`Starving artist' paintings go from assembly lines to hotel shows

The ``art'' shows are heavily advertised in newspapers and on television: ``Beautiful original oil paintings, with spectacular mountain landscapes, ocean scenes, and much, much more! This is a collection of our prestigious artists!'' The ``starving artists'' business, it seems, deals in paintings and hyperbole. One is more likely to see someone trying to get rid of this stuff than actually buying it. ``Sofa-size'' paintings, which sell for $10 each and some for as low as $5 in enormous shows of largely identical pictures, are no one's idea of highbrow.

The starving artists name is generic, referring to any group that sets up shows of art, primarily in the fall and winter.

Starving artists' companies around the country go by a variety of names: ``Struggling Artists of America,'' ``Collectors Art,'' ``Pacific Artists Guild,'' ``International Art,'' ``Striving Artists,'' ``Artists Co-op,'' and ``Traveling Artists.''

Joe Phillips, who heads Midwest Starving Artists in Indianapolis, runs an asphalt maintenance business during the summer. Both he and Bill Stone, president of the San Diego-based Collectors Art, spend time during the off-season locating art they will sell later on. Mr. Phillips says that his artists are not from the Midwest, nor are they necessarily starving.

``I get the pictures from an importer who works out of Chicago,'' he says. ``I don't know where he gets the pictures from.'' Most of the artists, he suspects, are in Taiwan, Mexico, and elsewhere in the third world.

Conceding that all of the works generally look alike, he notes that they are not created by machines but by humans. An artist will tack up five or 10 canvases on a wall and work down them like an assembly line, first doing the backgrounds, then adding grass and trees, and then something in the center. Each picture may take 15 minutes to complete.

``I go through thousands of paintings just to get hundreds to sell,'' he said. ``There are so many things that can be wrong with a painting. The same artist might have done six of the same painting but, in one, he bent the tree wrong.''

He added that ``if the art is presented truthfully and it's at a good price, then there's nothing wrong. I'm not saying the art's any good. I have some on the walls in my house, though.''

At times, truthfulness has been an issue. In the late 1970s, Southwest Starving Artists was convicted of willful violation of the consumer protection laws in Mississippi, including leading people to believe local artists were benefiting from the sale of the pictures and using the word ``sale'' when the paintings were actually being sold at regular prices.
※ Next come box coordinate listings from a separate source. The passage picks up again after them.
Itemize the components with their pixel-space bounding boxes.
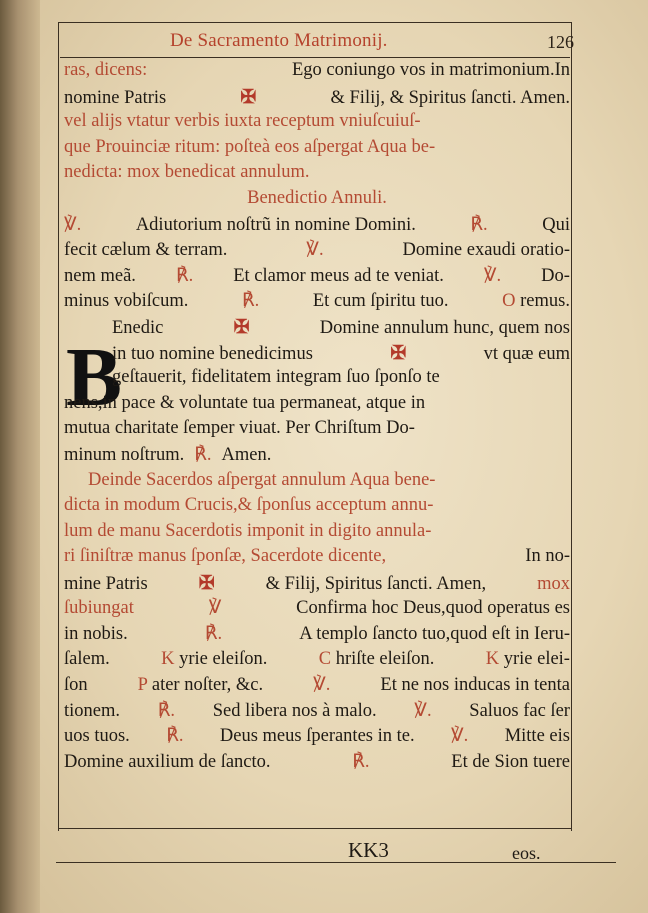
response-icon: ℟.: [157, 700, 175, 721]
section-heading: Benedictio Annuli.: [247, 187, 387, 208]
text-line: nem meã. ℟. Et clamor meus ad te veniat. ℣. Do-: [64, 265, 570, 286]
versicle-icon: ℣.: [64, 214, 82, 235]
text-line: ras, dicens: Ego coniungo vos in matrimonium.In: [64, 60, 570, 80]
rubric-line: lum de manu Sacerdotis imponit in digito annula-: [64, 520, 432, 541]
text-line: minum noſtrum. ℟. Amen.: [64, 444, 272, 465]
text-line: minus vobiſcum. ℟. Et cum ſpiritu tuo. O remus.: [64, 291, 570, 312]
versicle-icon: ℣.: [306, 240, 324, 261]
response-icon: ℟.: [241, 291, 260, 312]
catchword: eos.: [512, 843, 541, 863]
text-line: fecit cælum & terram. ℣. Domine exaudi oratio-: [64, 240, 570, 261]
response-icon: ℟.: [204, 624, 223, 645]
rubric-line: vel alijs vtatur verbis iuxta receptum vniuſcuiuſ-: [64, 111, 421, 132]
text-line: ſalem. K yrie eleiſon. C hriſte eleiſon. K yrie elei-: [64, 648, 570, 669]
rubric-line: dicta in modum Crucis,& ſponſus acceptum annu-: [64, 495, 434, 516]
cross-icon: ✠: [390, 342, 407, 364]
footer-rule: [58, 828, 572, 829]
page-number: 126: [547, 32, 574, 52]
versicle-icon: ℣: [208, 598, 222, 619]
text-line: ſubiungat ℣ Confirma hoc Deus,quod operatus es: [64, 598, 570, 619]
response-icon: ℟.: [352, 752, 370, 773]
text-line: Enedic ✠ Domine annulum hunc, quem nos: [112, 316, 570, 338]
text-line: ſon P ater noſter, &c. ℣. Et ne nos inducas in tenta: [64, 675, 570, 696]
versicle-icon: ℣.: [313, 675, 331, 696]
signature-mark: KK3: [348, 838, 389, 862]
response-icon: ℟.: [470, 214, 488, 235]
text-line: geſtauerit, fidelitatem integram ſuo ſponſo te: [112, 367, 440, 388]
response-icon: ℟.: [175, 265, 194, 286]
versicle-icon: ℣.: [451, 726, 469, 747]
text-line: in tuo nomine benedicimus ✠ vt quæ eum: [112, 342, 570, 364]
cross-icon: ✠: [240, 86, 257, 108]
versicle-icon: ℣.: [414, 700, 432, 721]
text-line: mutua charitate ſemper viuat. Per Chriſtum Do-: [64, 418, 415, 439]
text-line: ri ſiniſtræ manus ſponſæ, Sacerdote dicente, In no-: [64, 546, 570, 567]
versicle-icon: ℣.: [483, 265, 502, 286]
text-line: in nobis. ℟. A templo ſancto tuo,quod eſt in Ieru-: [64, 624, 570, 645]
rubric-line: Deinde Sacerdos aſpergat annulum Aqua bene-: [88, 469, 436, 490]
page-bottom-rule: [56, 862, 616, 863]
response-icon: ℟.: [194, 444, 212, 465]
running-title: De Sacramento Matrimonij.: [170, 30, 388, 51]
text-line: uos tuos. ℟. Deus meus ſperantes in te. ℣. Mitte eis: [64, 726, 570, 747]
cross-icon: ✠: [198, 572, 215, 594]
text-line: tionem. ℟. Sed libera nos à malo. ℣. Saluos fac ſer: [64, 700, 570, 721]
header-rule: [60, 57, 570, 58]
rubric-line: que Prouinciæ ritum: poſteà eos aſpergat Aqua be-: [64, 136, 436, 157]
text-line: ℣. Adiutorium noſtrũ in nomine Domini. ℟. Qui: [64, 214, 570, 235]
text-line: nomine Patris ✠ & Filij, & Spiritus ſancti. Amen.: [64, 86, 570, 108]
text-line: nens,in pace & voluntate tua permaneat, atque in: [64, 392, 426, 413]
rubric-line: nedicta: mox benedicat annulum.: [64, 162, 310, 183]
page-header: [60, 28, 574, 58]
text-line: Domine auxilium de ſancto. ℟. Et de Sion tuere: [64, 752, 570, 773]
cross-icon: ✠: [233, 316, 250, 338]
drop-capital: B: [66, 331, 123, 424]
text-line: mine Patris ✠ & Filij, Spiritus ſancti. Amen, mox: [64, 572, 570, 594]
book-spine: [0, 0, 40, 913]
response-icon: ℟.: [166, 726, 184, 747]
text-block: [64, 60, 570, 777]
In addition, Southwest Starving Artists made claims for the works having greater value than their selling price (which could not be proven), and that the sales were one-time events (when, in fact, they took place regularly and frequently).

Not long after, Southwest Starving Artists went out of business, but other organizations have quickly filled the gap.

The problem of fraudulent practices has remained. Newspaper and television advertisements often claim ``paintings under $25,'' but many people have found that most of the works on sale are priced at $200 or $300 with only a handful of under-$25 pictures around.

Regular art dealers say one must be careful not to be led into believing the works on sale in these shows have any real monetary value.

``I'll bet people bring me three, four, or five pictures a week that they bought in these shows, and I have to tell them that they just bought nothing,'' one dealer says. ``I have to tell them that what they have isn't worth a dime.''

She and other dealers say some people get swept away with all the promoters and the excitement of the hotel auctions into believing that the pictures are really good. Really good art, dealers claim, doesn't need to travel from hotel to hotel.